La ola de mi vida

Hola,

Este es un post de aquellos que por alguna razón el destino quiere que lo escriba. En no mas de dos meses, calculo yo, nos mudaremos de las oficinas en las que estamos trabajando ahora mismo. Hace un par de días en feisbuc me aparecía esta imagen, "La vida es una ola. Cógela."
No se surfear, ni tampoco me atrae, pero el surf siempre me ha parecido un buen símil para ver la vida y es el que tenía hace unos ocho años cuando me planté por primera vez en las oficinas que vamos a dejar. Me había caído de unas cuantas olas, Enric me ofreció subirme a esta, pensé que vale, que me llevaría un tiempo y una vez con la confianza renovada de cabalgar volvería a olas mas grandes. Pero esta ola engañaba en su tamaño, o quizá no engañaba y la hemos engrandecido todos los que nos hemos subido a ella. No queda nadie de los que ocupaban aquel departamento de informática, que era mucho mas pequeño cuando llegué. Ferrán siempre ha estado, pero aún iba de tienda en tienda, hacía otras tareas. Eran cuatro gatos mal vistos por una empresa hecha a trabajar en papel, y aterrizaban cuatro gatos mas que querían rehacer la web, cuando su idea de una web solo era un escaparate mas, y ya tenían muchos escaparates. Así que no partíamos de cero, sino de menos algo, para rehacer una web hecha a imagen de un borrador en un papel, con una seguridad y estabilidad de risa. Poco a poco la ola se fue haciendo mas grande. Se paso de un cubículo donde mal trabajaban tres personas (ahora en ese mismo despacho solo hay una y le falta sitio) a ocupar una planta. Gran culpa de estos avances fueron culpa de la cabezoneria de Enric, dudo que nunca hayan valorado en su justa medida lo bueno que su cabezonería ha hecho por la web. Enric quizá sea el primero al que cambió la ola y el primero que decidió que iría con ella hasta el final.

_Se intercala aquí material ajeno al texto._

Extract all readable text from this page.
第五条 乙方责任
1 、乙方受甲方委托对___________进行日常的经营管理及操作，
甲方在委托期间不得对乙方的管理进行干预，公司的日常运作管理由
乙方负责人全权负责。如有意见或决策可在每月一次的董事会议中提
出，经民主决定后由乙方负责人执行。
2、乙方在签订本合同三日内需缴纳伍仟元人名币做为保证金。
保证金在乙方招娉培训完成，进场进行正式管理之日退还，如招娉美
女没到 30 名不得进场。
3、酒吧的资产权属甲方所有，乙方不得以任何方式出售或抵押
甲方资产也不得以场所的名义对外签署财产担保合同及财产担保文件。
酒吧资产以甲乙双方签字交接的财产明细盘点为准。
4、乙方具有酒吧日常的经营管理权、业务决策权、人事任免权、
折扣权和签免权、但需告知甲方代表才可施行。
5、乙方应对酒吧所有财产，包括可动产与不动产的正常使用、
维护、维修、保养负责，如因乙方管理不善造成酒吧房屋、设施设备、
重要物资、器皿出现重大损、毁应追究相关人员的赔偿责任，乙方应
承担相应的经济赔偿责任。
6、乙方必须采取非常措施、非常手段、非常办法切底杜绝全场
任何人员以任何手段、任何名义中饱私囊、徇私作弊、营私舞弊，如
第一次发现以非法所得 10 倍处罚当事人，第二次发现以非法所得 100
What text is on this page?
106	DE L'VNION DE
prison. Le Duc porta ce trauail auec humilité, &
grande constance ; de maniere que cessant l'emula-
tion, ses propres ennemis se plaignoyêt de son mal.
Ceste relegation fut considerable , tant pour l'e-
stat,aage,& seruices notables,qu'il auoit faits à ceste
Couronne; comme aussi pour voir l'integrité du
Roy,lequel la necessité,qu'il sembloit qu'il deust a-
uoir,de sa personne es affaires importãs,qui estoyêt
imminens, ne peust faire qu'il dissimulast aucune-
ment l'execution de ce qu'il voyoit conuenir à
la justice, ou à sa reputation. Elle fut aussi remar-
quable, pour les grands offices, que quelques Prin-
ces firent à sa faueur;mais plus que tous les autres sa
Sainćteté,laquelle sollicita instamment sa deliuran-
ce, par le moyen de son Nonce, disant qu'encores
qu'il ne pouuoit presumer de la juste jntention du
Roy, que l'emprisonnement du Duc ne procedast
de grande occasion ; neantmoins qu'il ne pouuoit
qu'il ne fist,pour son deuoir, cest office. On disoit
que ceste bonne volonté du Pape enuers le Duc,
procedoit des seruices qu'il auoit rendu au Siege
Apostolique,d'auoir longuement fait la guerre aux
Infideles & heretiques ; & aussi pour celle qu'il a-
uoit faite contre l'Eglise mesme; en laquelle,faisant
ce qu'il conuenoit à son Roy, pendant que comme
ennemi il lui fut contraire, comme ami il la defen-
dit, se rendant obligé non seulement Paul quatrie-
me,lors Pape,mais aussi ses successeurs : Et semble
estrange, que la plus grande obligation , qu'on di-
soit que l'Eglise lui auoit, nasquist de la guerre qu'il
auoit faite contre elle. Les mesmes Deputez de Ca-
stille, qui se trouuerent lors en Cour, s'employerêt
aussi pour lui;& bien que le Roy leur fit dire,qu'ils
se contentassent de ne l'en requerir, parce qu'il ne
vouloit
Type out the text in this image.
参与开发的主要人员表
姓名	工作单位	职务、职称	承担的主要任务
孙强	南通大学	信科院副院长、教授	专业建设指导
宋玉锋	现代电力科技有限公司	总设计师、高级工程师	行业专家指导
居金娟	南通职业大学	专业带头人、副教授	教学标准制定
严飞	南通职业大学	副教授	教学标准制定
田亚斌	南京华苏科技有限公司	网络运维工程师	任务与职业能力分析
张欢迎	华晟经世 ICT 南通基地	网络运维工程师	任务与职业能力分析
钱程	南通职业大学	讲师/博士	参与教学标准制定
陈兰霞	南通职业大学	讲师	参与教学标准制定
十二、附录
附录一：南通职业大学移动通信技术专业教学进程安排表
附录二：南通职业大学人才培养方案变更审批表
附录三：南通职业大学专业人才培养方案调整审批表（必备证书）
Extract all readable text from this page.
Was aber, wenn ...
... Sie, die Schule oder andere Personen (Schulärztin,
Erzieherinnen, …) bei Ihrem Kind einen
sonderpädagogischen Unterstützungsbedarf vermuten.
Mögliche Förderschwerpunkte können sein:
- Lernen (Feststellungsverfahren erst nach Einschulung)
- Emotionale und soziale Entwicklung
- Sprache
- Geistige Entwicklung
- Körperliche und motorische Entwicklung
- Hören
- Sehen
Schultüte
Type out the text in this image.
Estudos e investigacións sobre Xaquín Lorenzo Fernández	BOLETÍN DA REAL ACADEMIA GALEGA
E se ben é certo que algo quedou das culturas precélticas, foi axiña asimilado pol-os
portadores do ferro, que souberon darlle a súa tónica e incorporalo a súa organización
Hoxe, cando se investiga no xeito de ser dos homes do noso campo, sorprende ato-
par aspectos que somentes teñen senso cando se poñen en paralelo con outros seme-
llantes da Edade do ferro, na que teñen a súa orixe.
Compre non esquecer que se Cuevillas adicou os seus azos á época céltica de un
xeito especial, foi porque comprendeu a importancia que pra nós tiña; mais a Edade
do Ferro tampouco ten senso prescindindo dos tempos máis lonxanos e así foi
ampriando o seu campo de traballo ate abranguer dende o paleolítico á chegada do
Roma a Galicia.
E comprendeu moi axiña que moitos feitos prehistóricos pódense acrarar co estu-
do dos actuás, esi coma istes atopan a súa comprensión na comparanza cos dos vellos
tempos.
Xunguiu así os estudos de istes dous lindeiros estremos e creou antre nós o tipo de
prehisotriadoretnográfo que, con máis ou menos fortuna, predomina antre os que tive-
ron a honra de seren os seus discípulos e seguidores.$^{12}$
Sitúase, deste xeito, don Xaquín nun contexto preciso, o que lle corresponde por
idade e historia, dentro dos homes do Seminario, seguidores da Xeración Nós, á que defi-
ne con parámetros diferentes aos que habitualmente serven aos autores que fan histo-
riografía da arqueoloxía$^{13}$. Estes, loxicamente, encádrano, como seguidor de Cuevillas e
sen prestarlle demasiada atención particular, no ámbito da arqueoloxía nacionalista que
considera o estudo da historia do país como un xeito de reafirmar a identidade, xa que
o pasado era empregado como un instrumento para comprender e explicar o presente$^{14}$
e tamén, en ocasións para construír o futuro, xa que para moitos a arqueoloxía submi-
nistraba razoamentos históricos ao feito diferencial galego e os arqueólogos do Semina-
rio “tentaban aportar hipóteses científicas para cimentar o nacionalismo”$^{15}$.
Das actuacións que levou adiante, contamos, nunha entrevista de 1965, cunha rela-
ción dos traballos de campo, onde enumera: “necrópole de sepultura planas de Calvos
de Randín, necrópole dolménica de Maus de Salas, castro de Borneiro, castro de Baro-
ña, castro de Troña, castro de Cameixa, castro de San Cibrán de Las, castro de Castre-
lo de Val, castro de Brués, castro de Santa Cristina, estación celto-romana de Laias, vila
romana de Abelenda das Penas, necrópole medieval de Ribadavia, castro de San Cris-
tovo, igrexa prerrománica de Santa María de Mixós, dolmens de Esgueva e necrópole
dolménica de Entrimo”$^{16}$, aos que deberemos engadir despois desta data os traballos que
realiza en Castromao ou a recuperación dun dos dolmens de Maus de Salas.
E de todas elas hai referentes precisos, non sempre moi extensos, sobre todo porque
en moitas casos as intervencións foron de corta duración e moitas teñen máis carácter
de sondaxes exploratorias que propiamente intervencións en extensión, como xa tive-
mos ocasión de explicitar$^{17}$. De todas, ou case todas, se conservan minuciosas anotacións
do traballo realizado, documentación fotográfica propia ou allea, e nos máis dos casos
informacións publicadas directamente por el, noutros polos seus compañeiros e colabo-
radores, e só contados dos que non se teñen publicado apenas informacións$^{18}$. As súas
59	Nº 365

Empezó a subirse gente de fuera a la ola y como me ha sucedido a mi creo que no sabían como les iba a cambiar. Primero necesitábamos un diseñador dentro, de ahí Héctor, que alguien le pregunte como le ha cambiado la vida esta ola. Luego se decidió que había que interactuar con los clientes, pero vía internet, nada de teléfono, y así salvamos a un montón de gente de enfermedades mentales. Así que Nuria que ya estaba en la ola se puso a ello y pronto se subieron Agata, Daniela,... y así se han ido subiendo y cayendo un montón de gente de la ola. Nuria ya estaba hace ocho años y creo que si mira hacía atrás tampoco tenia previsto la influencia de la ola sobre ella. A Renata, aunque ya no esté en ella, puedo asegurar que la ola le ha cambiado la vida. Vane que entró en plan heavy radical y se largó cansada, pero también cambiada, aunque no todo fuera cosa de la ola. Bea, que al entrar le daba igual trabajar en una tienda que las oficinas, se ha convertido en una de las personas con mas experiencia en la web y en mi mejor amiga, aunque esto último no estoy seguro que sea algo bueno, pero por ello os aseguro que la ola la ha cambiado mas de lo que ella cree. Esther venia a hacer unas prácticas y aquí sigue subida. Roger y Guido se subieron y su actual departamento casi ni existía, quizá solo en la cabezonería de Enric. Y haciendo crecer la web por dentro, eso tan difícil de explicar que hacemos algunos, se subieron Alcides y David y se cayeron. Joan se subió, parecía que solo era por un rato y ya esta entre los viejos de la ola, y pese a su juventud demostrando saber tanto o mas que Albert, Enric o yo. La única diferencia es que nosotros hemos cabalgado otras olas, pero dudo que cuando sea un rico y famoso gurú web olvide esta ola.
Seguro que me dejo a gente, porque los cuento con los dedos y no me salen los números, pero esto solo era un post sobre coger ciertas olas que te trae la vida, que por muchas que hayas cabalgado, te sorprenden pero que sobretodo te cambian. No se que tienen estas olas, no se de donde vienen y no solo están hechas de trabajo como esta, pero te cambian. Ahora hace falta ver donde nos lleva la ola y a cuantos surfistas mas atrae. No ha sido nunca una ola fácil de cabalgar, pero de momento es la ola de mi vida. Por cierto, ya que nombro a tanta gente espero que nadie se ofenda y si así es, ha sido sin querer.